THE MARKET OF LIGHT

—Peter R. Mossback: On the Chromatic Leasing of the World—

It takes a special kind of century to look at color—the oldest public domain on Earth—and decide it ought to come with a licensing fee. Pantone began as a fix for a practical problem: too many people arguing about what “blue” meant. Fair enough. But in solving that quarrel, Pantone discovered a deeper truth of our age: if you can standardize something, you can rent it back to the people who once took it for granted.

I’m out here yellin’ that the manufacturers pick Pantone colors for every ad, and we’re the ones payin’ the hidden color tax without even knowin’ it — and look at this! The next car that almost hits me paid the Pantone tax too!

And the Pantone tax is just one thread in a much larger tapestry. You pay a little extra for the bread bag because the ink matches a corporate swatch. You pay a little extra for the carton because it carries this or that certification — organic, halal, kosher, heart-healthy, dolphin-friendly — every seal a small contractual promise that someone had to verify, approve, and invoice. The labels don’t mention the fee, but the fee is there all the same, baked into the shelf price like a quiet tithe of modern life. You think you’re just buying groceries, but you’re really buying an entire chain of invisible authorizations.

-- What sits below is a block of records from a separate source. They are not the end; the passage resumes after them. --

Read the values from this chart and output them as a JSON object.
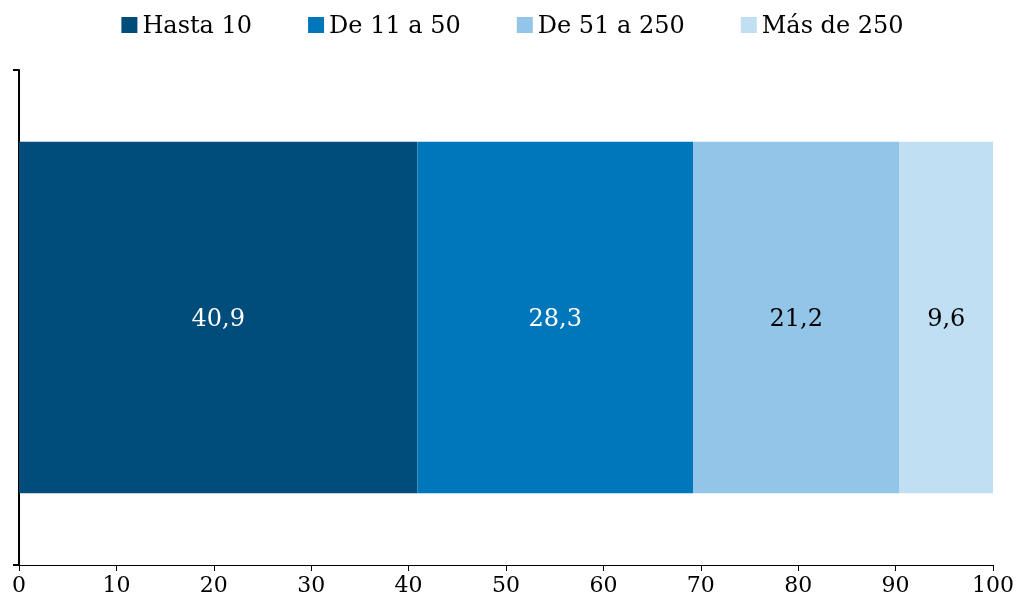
{
  "chart_data": {
    "type": "bar",
    "orientation": "horizontal",
    "stacked": true,
    "categories": [
      null
    ],
    "series": [
      {
        "name": "Hasta 10",
        "color": "#004c7b",
        "values": [
          40.9
        ],
        "value_labels": [
          "40,9"
        ]
      },
      {
        "name": "De 11 a 50",
        "color": "#0076bb",
        "values": [
          28.3
        ],
        "value_labels": [
          "28,3"
        ]
      },
      {
        "name": "De 51 a 250",
        "color": "#92c5e8",
        "values": [
          21.2
        ],
        "value_labels": [
          "21,2"
        ]
      },
      {
        "name": "Más de 250",
        "color": "#c0dff3",
        "values": [
          9.6
        ],
        "value_labels": [
          "9,6"
        ]
      }
    ],
    "xlim": [
      0,
      100
    ],
    "xticks": [
      0,
      10,
      20,
      30,
      40,
      50,
      60,
      70,
      80,
      90,
      100
    ],
    "grid": false,
    "legend": "top"
  }
}
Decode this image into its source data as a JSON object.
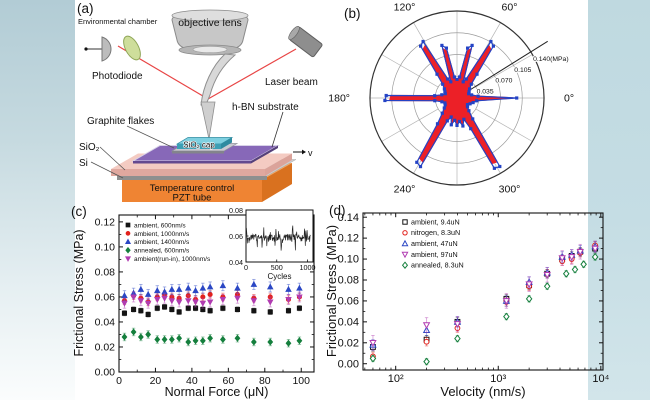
{
  "panels": {
    "a": "(a)",
    "b": "(b)",
    "c": "(c)",
    "d": "(d)"
  },
  "diagram": {
    "labels": {
      "environmental_chamber": "Environmental chamber",
      "objective_lens": "objective lens",
      "photodiode": "Photodiode",
      "laser_beam": "Laser beam",
      "hbn_substrate": "h-BN substrate",
      "graphite_flakes": "Graphite flakes",
      "sio2": "SiO₂",
      "si": "Si",
      "sio2_cap": "SiO₂ cap",
      "temp_control_line1": "Temperature control",
      "temp_control_line2": "PZT tube",
      "velocity": "v"
    },
    "colors": {
      "pzt_front": "#ef8433",
      "pzt_top": "#f6a55f",
      "pzt_side": "#d9711f",
      "sio2_pink_top": "#f4cbc2",
      "sio2_pink_front": "#e0a89f",
      "sio2_pink_side": "#dba39a",
      "si_top": "#cdcdcd",
      "si_front": "#8f8f8f",
      "hbn_top": "#8768b8",
      "hbn_front": "#64498f",
      "hbn_side": "#55407a",
      "flake_top": "#c9cad2",
      "flake_front": "#83848c",
      "cap_top": "#7ed0e0",
      "cap_front": "#3c9fb5",
      "cap_side": "#2e8ba0",
      "lens_grey": "#c7c7c7",
      "laser_body": "#8e8e8e",
      "beam_red": "#e84545",
      "photodiode_grey": "#bcbcbc",
      "lens_green": "#cede9b"
    }
  },
  "chart_data": [
    {
      "panel": "b",
      "type": "line",
      "subtype": "polar",
      "rmax": 0.148,
      "r_ticks": [
        0.035,
        0.07,
        0.105,
        0.14
      ],
      "r_tick_labels": [
        "0.035",
        "0.070",
        "0.105",
        "0.140(MPa)"
      ],
      "r_axis_angle_deg": 32,
      "angle_ticks_deg": [
        0,
        60,
        120,
        180,
        240,
        300
      ],
      "angle_tick_labels": [
        "0°",
        "60°",
        "120°",
        "180°",
        "240°",
        "300°"
      ],
      "grid": true,
      "series": [
        {
          "name": "frictional-stress-vs-angle-data",
          "color": "#2443c5",
          "marker": "square",
          "points": [
            [
              0,
              0.096
            ],
            [
              5,
              0.034
            ],
            [
              12,
              0.024
            ],
            [
              20,
              0.02
            ],
            [
              28,
              0.022
            ],
            [
              36,
              0.025
            ],
            [
              44,
              0.032
            ],
            [
              50,
              0.05
            ],
            [
              55,
              0.102
            ],
            [
              59,
              0.106
            ],
            [
              64,
              0.034
            ],
            [
              69,
              0.028
            ],
            [
              74,
              0.088
            ],
            [
              78,
              0.082
            ],
            [
              83,
              0.034
            ],
            [
              90,
              0.03
            ],
            [
              97,
              0.034
            ],
            [
              102,
              0.082
            ],
            [
              106,
              0.088
            ],
            [
              111,
              0.028
            ],
            [
              116,
              0.034
            ],
            [
              121,
              0.106
            ],
            [
              125,
              0.102
            ],
            [
              130,
              0.05
            ],
            [
              136,
              0.032
            ],
            [
              144,
              0.025
            ],
            [
              152,
              0.022
            ],
            [
              160,
              0.02
            ],
            [
              168,
              0.025
            ],
            [
              174,
              0.036
            ],
            [
              178,
              0.114
            ],
            [
              182,
              0.116
            ],
            [
              187,
              0.036
            ],
            [
              194,
              0.025
            ],
            [
              202,
              0.021
            ],
            [
              210,
              0.022
            ],
            [
              218,
              0.026
            ],
            [
              226,
              0.034
            ],
            [
              233,
              0.052
            ],
            [
              238,
              0.122
            ],
            [
              242,
              0.125
            ],
            [
              247,
              0.04
            ],
            [
              253,
              0.032
            ],
            [
              258,
              0.044
            ],
            [
              264,
              0.036
            ],
            [
              270,
              0.044
            ],
            [
              276,
              0.038
            ],
            [
              282,
              0.046
            ],
            [
              288,
              0.036
            ],
            [
              294,
              0.054
            ],
            [
              298,
              0.128
            ],
            [
              302,
              0.13
            ],
            [
              307,
              0.042
            ],
            [
              313,
              0.028
            ],
            [
              320,
              0.022
            ],
            [
              328,
              0.02
            ],
            [
              336,
              0.023
            ],
            [
              344,
              0.027
            ],
            [
              352,
              0.032
            ]
          ]
        },
        {
          "name": "frictional-stress-starburst",
          "color": "#ec2027",
          "r_scale": 0.93
        }
      ]
    },
    {
      "panel": "c",
      "type": "scatter",
      "xlabel": "Normal Force (μN)",
      "ylabel": "Frictional Stress (MPa)",
      "xlim": [
        0,
        107
      ],
      "ylim": [
        0,
        0.1255
      ],
      "xticks": [
        0,
        20,
        40,
        60,
        80,
        100
      ],
      "xtick_labels": [
        "0",
        "20",
        "40",
        "60",
        "80",
        "100"
      ],
      "xminor": [
        10,
        30,
        50,
        70,
        90
      ],
      "yticks": [
        0,
        0.02,
        0.04,
        0.06,
        0.08,
        0.1,
        0.12
      ],
      "ytick_labels": [
        "0.00",
        "0.02",
        "0.04",
        "0.06",
        "0.08",
        "0.10",
        "0.12"
      ],
      "x": [
        3,
        8,
        12,
        16,
        21,
        25,
        29,
        33,
        38,
        42,
        46,
        50,
        57,
        65,
        74,
        83,
        93,
        99
      ],
      "series": [
        {
          "label": "ambient, 600nm/s",
          "color": "#141414",
          "marker": "square",
          "err": 0.002,
          "y": [
            0.047,
            0.05,
            0.049,
            0.046,
            0.051,
            0.052,
            0.05,
            0.048,
            0.051,
            0.051,
            0.05,
            0.049,
            0.051,
            0.05,
            0.049,
            0.048,
            0.049,
            0.051
          ]
        },
        {
          "label": "ambient, 1000nm/s",
          "color": "#e2211c",
          "marker": "circle",
          "err": 0.003,
          "y": [
            0.057,
            0.061,
            0.059,
            0.056,
            0.06,
            0.062,
            0.06,
            0.059,
            0.061,
            0.058,
            0.06,
            0.062,
            0.06,
            0.062,
            0.059,
            0.06,
            0.058,
            0.06
          ]
        },
        {
          "label": "ambient, 1400nm/s",
          "color": "#2b47c4",
          "marker": "triangle-up",
          "err": 0.004,
          "y": [
            0.061,
            0.063,
            0.066,
            0.062,
            0.065,
            0.064,
            0.066,
            0.066,
            0.067,
            0.065,
            0.067,
            0.068,
            0.069,
            0.067,
            0.07,
            0.068,
            0.066,
            0.067
          ]
        },
        {
          "label": "annealed, 600nm/s",
          "color": "#157f3d",
          "marker": "diamond",
          "err": 0.003,
          "y": [
            0.028,
            0.032,
            0.028,
            0.03,
            0.026,
            0.026,
            0.026,
            0.027,
            0.024,
            0.025,
            0.025,
            0.027,
            0.026,
            0.027,
            0.024,
            0.024,
            0.023,
            0.025
          ]
        },
        {
          "label": "ambient(run-in), 1000nm/s",
          "color": "#b13cb1",
          "marker": "triangle-down",
          "err": 0.004,
          "y": [
            0.055,
            0.06,
            0.057,
            0.055,
            0.058,
            0.059,
            0.057,
            0.056,
            0.057,
            0.056,
            0.055,
            0.056,
            0.058,
            0.059,
            0.057,
            0.056,
            0.058,
            0.06
          ]
        }
      ],
      "inset": {
        "xlabel": "Cycles",
        "xlim": [
          0,
          1090
        ],
        "ylim": [
          0.04,
          0.08
        ],
        "xticks": [
          0,
          500,
          1000
        ],
        "xtick_labels": [
          "0",
          "500",
          "1000"
        ],
        "yticks": [
          0.08,
          0.06,
          0.04
        ],
        "ytick_labels": [
          "0.08",
          "0.06",
          "0.04"
        ],
        "trace_mean": 0.0585,
        "trace_noise": 0.006,
        "trace_spike": 0.02,
        "n_points": 150
      }
    },
    {
      "panel": "d",
      "type": "scatter",
      "xscale": "log",
      "xlabel": "Velocity (nm/s)",
      "ylabel": "Frictional Stress (MPa)",
      "xlim": [
        48,
        10500
      ],
      "ylim": [
        -0.006,
        0.144
      ],
      "xticks": [
        100,
        1000,
        10000
      ],
      "xtick_labels": [
        "10²",
        "10³",
        "10⁴"
      ],
      "yticks": [
        0,
        0.02,
        0.04,
        0.06,
        0.08,
        0.1,
        0.12,
        0.14
      ],
      "ytick_labels": [
        "0.00",
        "0.02",
        "0.04",
        "0.06",
        "0.08",
        "0.10",
        "0.12",
        "0.14"
      ],
      "x": [
        60,
        200,
        400,
        1200,
        2000,
        3000,
        4200,
        5200,
        6300,
        8800
      ],
      "series": [
        {
          "label": "ambient, 9.4uN",
          "color": "#141414",
          "marker": "square",
          "open": true,
          "err": 0.004,
          "y": [
            0.016,
            0.023,
            0.04,
            0.062,
            0.075,
            0.086,
            0.1,
            0.103,
            0.107,
            0.11
          ]
        },
        {
          "label": "nitrogen, 8.3uN",
          "color": "#e2211c",
          "marker": "circle",
          "open": true,
          "err": 0.004,
          "y": [
            0.007,
            0.021,
            0.034,
            0.059,
            0.074,
            0.086,
            0.098,
            0.1,
            0.106,
            0.113
          ]
        },
        {
          "label": "ambient, 47uN",
          "color": "#2b47c4",
          "marker": "triangle-up",
          "open": true,
          "err": 0.005,
          "y": [
            0.018,
            0.032,
            0.04,
            0.06,
            0.078,
            0.087,
            0.102,
            0.104,
            0.108,
            0.112
          ]
        },
        {
          "label": "ambient, 97uN",
          "color": "#b13cb1",
          "marker": "triangle-down",
          "open": true,
          "err": 0.007,
          "y": [
            0.02,
            0.037,
            0.038,
            0.06,
            0.076,
            0.085,
            0.101,
            0.102,
            0.107,
            0.11
          ]
        },
        {
          "label": "annealed, 8.3uN",
          "color": "#157f3d",
          "marker": "diamond",
          "open": true,
          "err": 0.003,
          "x": [
            60,
            200,
            400,
            1200,
            2000,
            3000,
            4600,
            5600,
            6800,
            8800
          ],
          "y": [
            0.005,
            0.002,
            0.024,
            0.045,
            0.062,
            0.074,
            0.086,
            0.09,
            0.095,
            0.102
          ]
        }
      ]
    }
  ]
}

Lawrence Herbert’s Pantone doesn’t sell ink. It sells agreement—a dictionary of hues that the modern world must now consult like scripture. And once a standard becomes indispensable, it becomes profitable. That’s not villainy; it’s the gravity of the system we built.

And perhaps all of this was inevitable. A global economy needs ledgers, precision, reproducibility. Pantone gave the world a language to avoid costly mistakes, and in that narrow sense, it was necessary. But inevitability isn’t innocence. Tools can clarify, but they also centralize. Standards can serve, but they can also extract. You can use the ledger without bowing to it—and you should keep a steady eye on how easily a helpful system becomes a tollbooth.

History offers its own parable. In the old days, con men “sold” the Brooklyn Bridge to hopeful newcomers. A crude swindle. Now the trick is subtler. Whether or not Pantone has ever issued an official code for that weathered granite hue, someone somewhere has tried to name it, number it, and fold it into a fan deck. The bridge once changed hands by fraud; today, its very color could be commodified—leased as a swatch, packaged as intellectual property. Same impulse, cleaner paperwork.

The old Brooklyn Bridge con lives on—updated for the subscription era.

That’s capitalism’s quiet genius: it finds a way to turn even the commons into rentable terrain. Nothing wrong with recognizing its necessity. But don’t mistake necessity for natural law. And don’t ever think you’re buying the bridge when all you’re holding is its color code.

The old Brooklyn Bridge con didn’t disappear — it just upgraded to a color license. Pure speculation, but the century makes it look plausible.